Fernando Dourado

Easy, family friendly cycling around Lake Constance.

I

Hoje Florence veio me visitar. Eu até imaginava que ela fosse trazer a pequena Francesca para desanuviar os ares, para ajudar-nos a desarmar os espíritos hostis que têm prevalecido entre nós, e cujas trocas andam, para dizer pouco, um tanto travadas desde a morte do pai dela. Sei que pode parecer meio oportunista de minha parte incumbir uma criança de 5 anos a que sirva de anteparo para os choques de diálogo entre a mãe largamente sexagenária que sou, e uma filha que tem metade de sua idade. Mas no meu entender, era nessa direção que apontava o bom senso. Pensando melhor, porém, não seria exigir demais de Florence? “Eu não tenho a menor razão para estar tão abalada quanto você, minha querida. O pai era seu, não meu. Não me queixo da longa história que me uniu a ele, pelo contrário. Para começar, sem Herman não teria havido você e muito menos Francesca. Mas daí a você querer, ou quase exigir, que eu ressuscite uma corrente de afeto que já não existia entre nós, é fazer prova de um narcisismo letal, quase pueril. Desculpe-me a franqueza.”
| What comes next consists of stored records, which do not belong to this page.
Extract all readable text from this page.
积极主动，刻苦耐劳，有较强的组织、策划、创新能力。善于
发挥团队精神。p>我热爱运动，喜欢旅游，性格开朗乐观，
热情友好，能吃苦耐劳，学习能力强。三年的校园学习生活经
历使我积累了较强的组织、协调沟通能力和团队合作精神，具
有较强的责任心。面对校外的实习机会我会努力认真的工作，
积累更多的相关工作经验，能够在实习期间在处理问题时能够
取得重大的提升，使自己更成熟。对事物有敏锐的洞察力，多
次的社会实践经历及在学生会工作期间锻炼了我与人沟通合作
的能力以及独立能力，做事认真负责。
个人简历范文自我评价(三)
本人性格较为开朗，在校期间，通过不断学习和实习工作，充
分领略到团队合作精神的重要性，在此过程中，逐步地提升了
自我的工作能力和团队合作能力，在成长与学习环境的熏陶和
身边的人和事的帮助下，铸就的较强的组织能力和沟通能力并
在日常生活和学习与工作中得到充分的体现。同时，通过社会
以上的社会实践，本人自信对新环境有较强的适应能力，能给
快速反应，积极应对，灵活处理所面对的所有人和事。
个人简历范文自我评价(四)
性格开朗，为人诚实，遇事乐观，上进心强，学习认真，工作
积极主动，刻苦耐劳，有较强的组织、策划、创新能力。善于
Logo me arrependi de ter dito o que disse, mas então já era tarde. Ah, a alemã indomável que dorme em mim, apesar dos vernizes de educação francesa. Tant pis.

II

Moro à beira de um magnífico lago. De todas as pequenas conquistas que pôde ter uma Hausfrau como eu, viver com conforto e amar a própria casa em todas as estações do ano foi a maior de todas. Que o digam as margaridas do verão e as rosas-de-Natal do inverno. O lado ruim, ou pelo menos o menos recomendável, é que perde-se a curiosidade de viajar nas férias, de levantar a âncora e explorar as esquinas do mundo, como dizia Herman. A bem da mais pura verdade, só de escutar relatos de excursões culturais ao Marrocos e à Sicília, parece que vou morrer de tédio. Ficar em casa passa a ser glorioso, não há espaço que se lhe compare. “Eu não exijo que você expresse o que talvez nunca tenha sentido, Mutti. Mas para mim é importante entender em que momento nasceu a história de vocês e quando sentiu que ela terminou. Isso talvez seja educativo para mim mesma, se é que isso conta para você. Não posso entender como você fica tanto tempo sem conexão com essas quadras. E que só tenha a resgatar, num momento de sentimentos tão aflorados quanto este, as passagens sombrias sobre as infidelidades dele quando você mesma nada diz sobre as suas próprias.”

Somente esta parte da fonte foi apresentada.